Actually, I do not understand the technological rationale for using glass for the back casing even for smaller devices, like a smartphones. I was surprised therefore when the iPhone 4 used glass for the backcasing. It is mostly aesthetic that is lost in the white iPhone 4. One possible technical rationale for "glass backcasing" would have been using the back as "solar battery" area; but that may be a different "glass" technology altogether. Apple has an approved patent for solar powered technology for mobile devices.

CGC
post #35 of 124
Quote:
Originally Posted by Prof. Peabody View Post

Yeah, and the iPhone 4 steel band is a custom alloy as well already. I don't see them replacing that anytime soon.

This could be useful for future iPads since what you want is something that's strong and rigid but lightweight.

For those referencing that janky idea about having metal backplates on the next iPods, it only makes sense if this metal is radio-transparent.

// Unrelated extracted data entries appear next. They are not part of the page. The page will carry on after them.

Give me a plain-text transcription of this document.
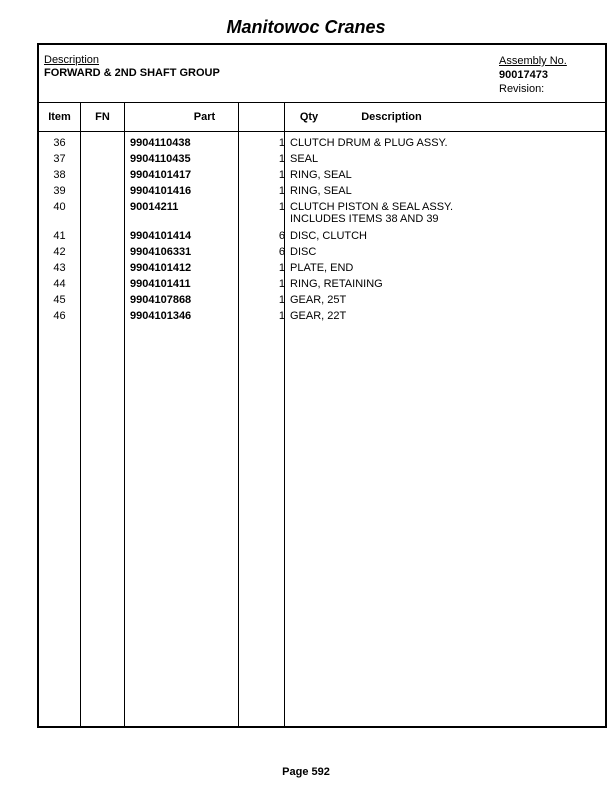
Manitowoc Cranes
Description
FORWARD & 2ND SHAFT GROUP
Assembly No.
90017473
Revision:
Item	FN	Part	Qty	Description
36	9904110438	1 CLUTCH DRUM & PLUG ASSY.
37	9904110435	1 SEAL
38	9904101417	1 RING, SEAL
39	9904101416	1 RING, SEAL
40	90014211	1 CLUTCH PISTON & SEAL ASSY.
INCLUDES ITEMS 38 AND 39
41	9904101414	6 DISC, CLUTCH
42	9904106331	6 DISC
43	9904101412	1 PLATE, END
44	9904101411	1 RING, RETAINING
45	9904107868	1 GEAR, 25T
46	9904101346	1 GEAR, 22T
Page 592
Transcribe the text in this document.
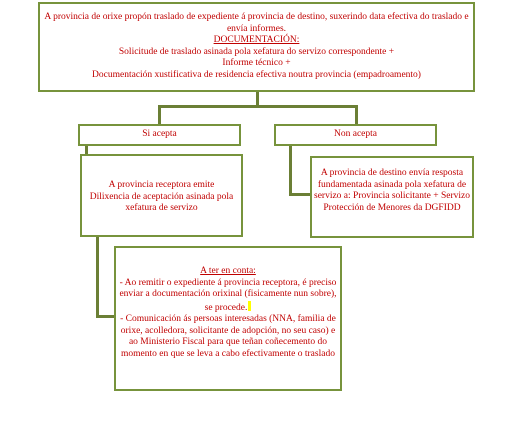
A provincia de orixe propón traslado de expediente á provincia de destino, suxerindo data efectiva do traslado e envía informes.
DOCUMENTACIÓN:
Solicitude de traslado asinada pola xefatura do servizo correspondente +
Informe técnico +
Documentación xustificativa de residencia efectiva noutra provincia (empadroamento)
Si acepta	Non acepta
A provincia receptora emite Dilixencia de aceptación asinada pola xefatura de servizo
A provincia de destino envía resposta fundamentada asinada pola xefatura de servizo a: Provincia solicitante + Servizo Protección de Menores da DGFIDD
A ter en conta:
- Ao remitir o expediente á provincia receptora, é preciso enviar a documentación orixinal (fisicamente nun sobre), se procede.
- Comunicación ás persoas interesadas (NNA, familia de orixe, acolledora, solicitante de adopción, no seu caso) e ao Ministerio Fiscal para que teñan coñecemento do momento en que se leva a cabo efectivamente o traslado
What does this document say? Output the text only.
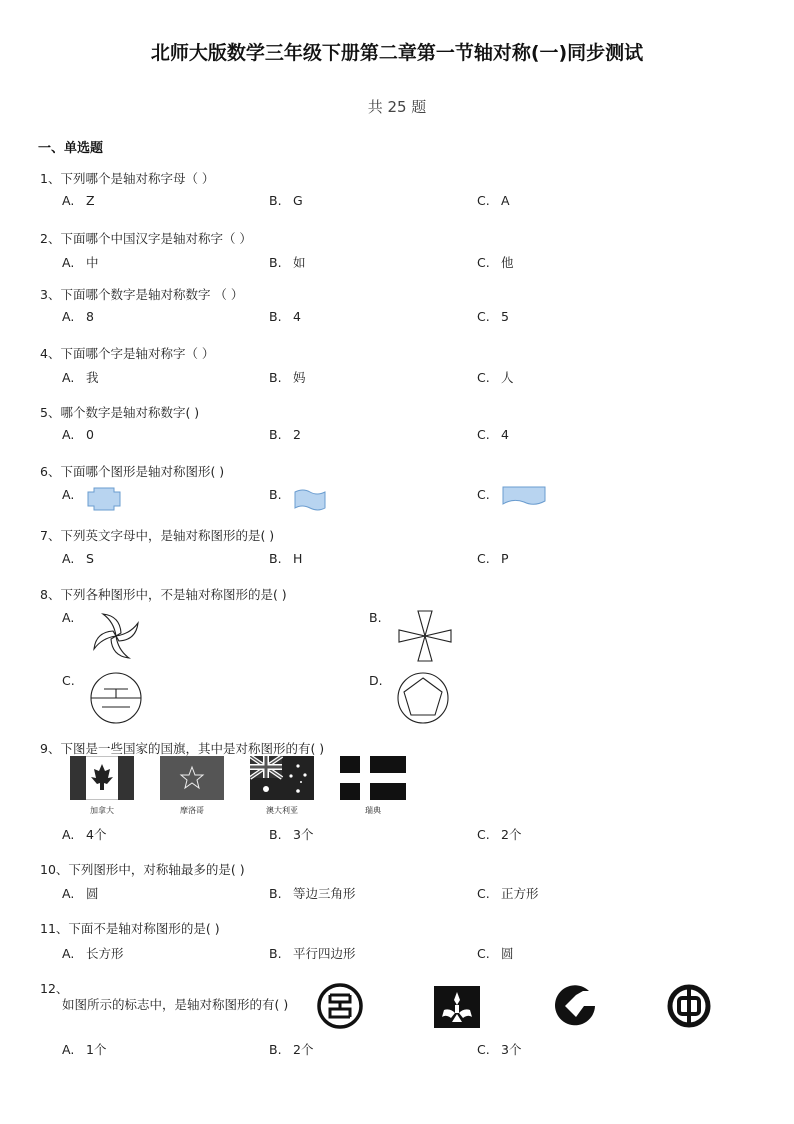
北师大版数学三年级下册第二章第一节轴对称(一)同步测试
共 25 题
一、单选题
1、下列哪个是轴对称字母（ ）
A. Z	B. G	C. A
2、下面哪个中国汉字是轴对称字（ ）
A. 中	B. 如	C. 他
3、下面哪个数字是轴对称数字 （ ）
A. 8	B. 4	C. 5
4、下面哪个字是轴对称字（ ）
A. 我	B. 妈	C. 人
5、哪个数字是轴对称数字( )
A. 0	B. 2	C. 4
6、下面哪个图形是轴对称图形( )
A.	B.	C.
7、下列英文字母中，是轴对称图形的是( )
A. S	B. H	C. P
8、下列各种图形中，不是轴对称图形的是( )
A.	B.
C.	D.
9、下图是一些国家的国旗，其中是对称图形的有( )
加拿大	摩洛哥	澳大利亚	瑞典
A. 4个	B. 3个	C. 2个
10、下列图形中，对称轴最多的是( )
A. 圆	B. 等边三角形	C. 正方形
11、下面不是轴对称图形的是( )
A. 长方形	B. 平行四边形	C. 圆
12、
如图所示的标志中，是轴对称图形的有( )
A. 1个	B. 2个	C. 3个
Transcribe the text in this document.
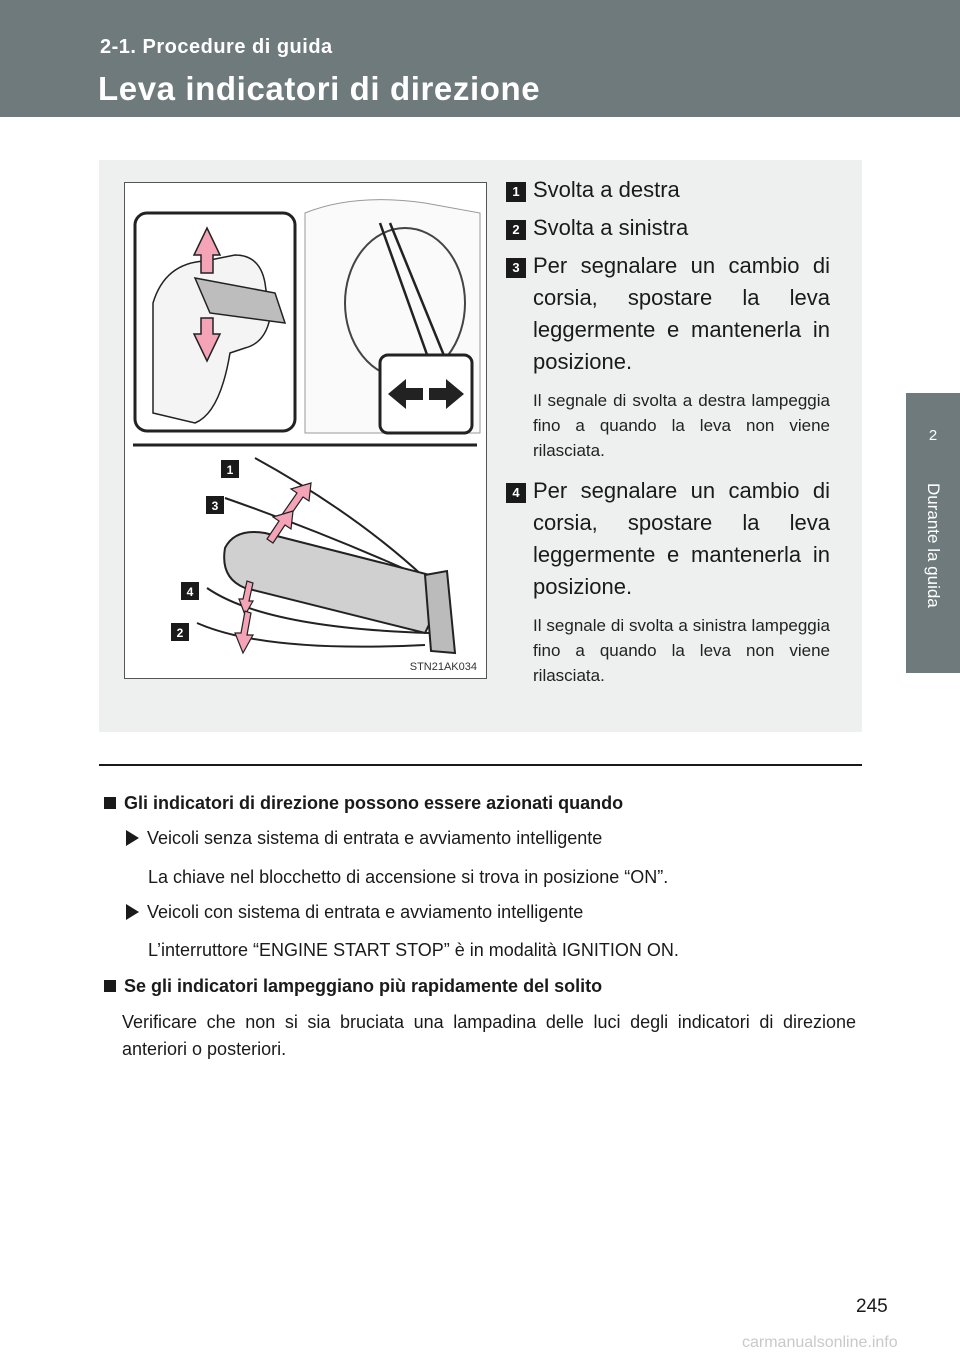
2-1. Procedure di guida
Leva indicatori di direzione
2
Durante la guida
1
3
4
2
STN21AK034
1 Svolta a destra
2 Svolta a sinistra
3 Per segnalare un cambio di corsia, spostare la leva leggermente e mantenerla in posizione.
Il segnale di svolta a destra lampeggia fino a quando la leva non viene rilasciata.
4 Per segnalare un cambio di corsia, spostare la leva leggermente e mantenerla in posizione.
Il segnale di svolta a sinistra lampeggia fino a quando la leva non viene rilasciata.
Gli indicatori di direzione possono essere azionati quando
Veicoli senza sistema di entrata e avviamento intelligente
La chiave nel blocchetto di accensione si trova in posizione “ON”.
Veicoli con sistema di entrata e avviamento intelligente
L’interruttore “ENGINE START STOP” è in modalità IGNITION ON.
Se gli indicatori lampeggiano più rapidamente del solito
Verificare che non si sia bruciata una lampadina delle luci degli indicatori di direzione anteriori o posteriori.
245
carmanualsonline.info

Hmm?.. Actually as long as you have external antennas, backplates don't need to be radio transparent. See, the iP4 antenna design is a good step in the right direction preparing the way for even more radical design solutions.
post #36 of 124
Quote:
Originally Posted by malax View Post

I think this is just an intermediate solution. While adamantium would be a decent choice, I'm holding out for mirthil. Powered by dilithium crystals of course.

Mithral is pretty good, but cuendillar is much better. You can make your part out of anything first, and then turn it into cuendillar afterwards, so it's really easy and inexpensive to make things into it. You do need someone with the One Power to make the change though.
post #37 of 124
Quote:
Originally Posted by ghostface147 View Post

No. The T-1000 and T-X both used mimetic poly-alloy. The T-X used this for its outside coating since it had an internal structure.

Hey, maybe Arnie can get a job soon as a spokes-terminator for Apple, touting the benefits of his new poly-alloy Apple core.

Or tout the benefits of an Apple electric car (the Kali-fornicator special) (sorry bout that).

Ahll be baack, after these messages from Apple.
post #38 of 124
Quote:
Originally Posted by Kyle76 View Post

Is this the same substance used to make the T-1000 Terminator?

That was the first thing that popped into my head as well, when I read Liquidmetal.
post #39 of 124
Quote:
Originally Posted by jb510 View Post

Will this quickly or slowly replace all the aluminum or steel components? Can they mill this stuff like aluminum for unibody cases? What is the material cost in comparison to aluminum?

Actually it's big claim to fame in this area is that it can be injection moulded, like thermoplastics. That means they could ditch the milling entirely. It costs a LOT more money than aluminum, but my guess is for small amounts of material the milling costs might be more than the material.

VERY interesting development.

Maury
post #40 of 124
Quote:
Originally Posted by shadash View Post

Here is a quote from the DigiTimes rumor that now sticks out:
"The CDMA iPhone's back plate will be forged from metal materials."
Curiouser and curiouser.

Doesn't that seem unlikely though, since metal would block radio signals? (There's a reason the iPhone 4 has a glass back.) Or does this new Liquidmetal alloy not block RF? If so, that's a pretty interesting feature of the material.